The DTR 6% portfolio shows that while the portfolio has the potential to exceed the DTR by 2.9% (a potential of 8.9%), the upside potential ratio is 9, not .9 as previously stated. In other words, the portfolio has 9 times more upside potential than downside risk. That is if you are willing to hire active managers. I have restricted the investments to passive ETFs, which have 2.4 times as much upside potential as downside risk.
Then why not bet on eights and construct the DTR 8 portfolio now? Because, the average downside risk more than doubles with the passive portfolio from -1.7 to -4.5 and the upside potential ratio declines from 2.4 to .9 (10% more downside risk than upside potential).
Nine months ago most active managers were unable to beat their style blends. Now, some are showing high DTR alphas; but when you put them into the portfolio optimizer they collectively only add 1.1% for the DTR 8 ACTIVE portfolio and .7% for the DTR 6 ACTIVE portfolio. There is no DTR alpha on passive portfolios.
It’s a crap shoot and I’m not playing. At the last posting everybody hated China and the U.S. congress was dysfunctional. Now China is the darling and congress is united and ready to play nice. I believe in China but not yet in congress.
Who is the fairest of them all?
- China did not suffer in the financial crisis Wall Street created. The U.S. and Europe are still trying to dig them selves out of the wreckage.
- The U.S. owes $Trillian’s while China has $3Trillian of foreign currency.
- The U.S. can’t invest in the stock market but China can and has invested $Billions.
- Everyone believes China will become the greatest economic power in the world by 2020.
- The U.S. spends billions on wars while China spends nothing.
- China’s leaders were trained as engineers and scientists so they don’t know how to govern and are corrupt while ours were trained as lawyers and…
- China’s leaders put their country above political gain. U.S. politicians put our country _____.
Cyber wars and Algorithms that trade $billions based on how atoms collide with one another in metals conjures up the scary world portrayed in Aldous Huxley’s “Brave New World.” Some claim that the solution is to hire your own brainless robot to pick winners from their inventory of ETFs.

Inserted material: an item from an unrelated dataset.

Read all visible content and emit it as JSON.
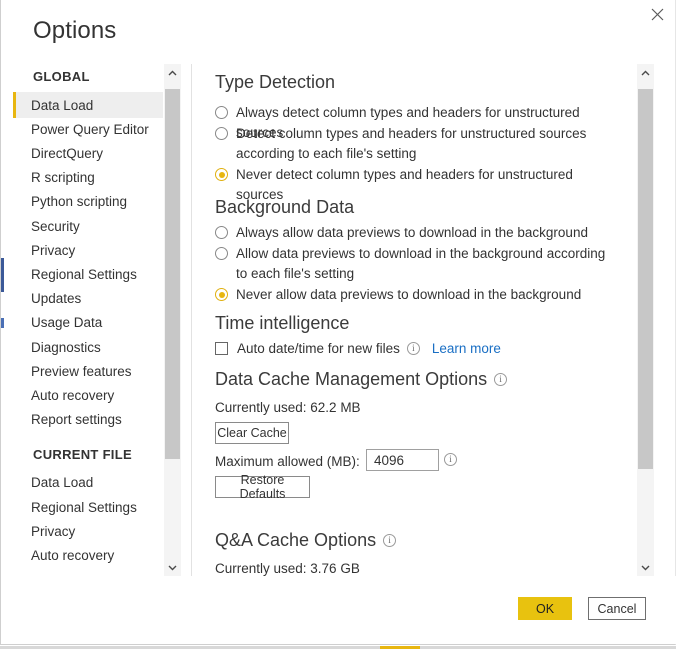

This current research project is searching for a better solution. One problem with my current approach is the exclusive use of ETFs. I have known for some time that ETFs are the favorite playground of this new breed of traders with the result that the volatility is 2 or 3 times as much as the S&P 500. I have lost a few battles during the past seven months of this research project resulting in a slightly less than 5% loss in the account since February. The 9% holding in SE Asia minus Japan and the 7% in Oil are worth questioning. The 71% in short term fixed income and cash speak for themselves. The approximately 18% loss in Asia compared to the 45% decline from the peak in the Chinese market is due to the fact that it was purchased before the big run up. Do I wish I had an algorithm that would have gotten me out at the top. NO! This is a five year investment strategy, not a 20 millisecond trading scheme.
I believe China is doing a better job of managing their economy than market gurus give them credit for. If I didn’t already own SE Asia I would be a buyer. Oil is another story. I am watching it closely. Eventually I will be moving toward the 70/30 asset allocation that an 8% DTR calls for.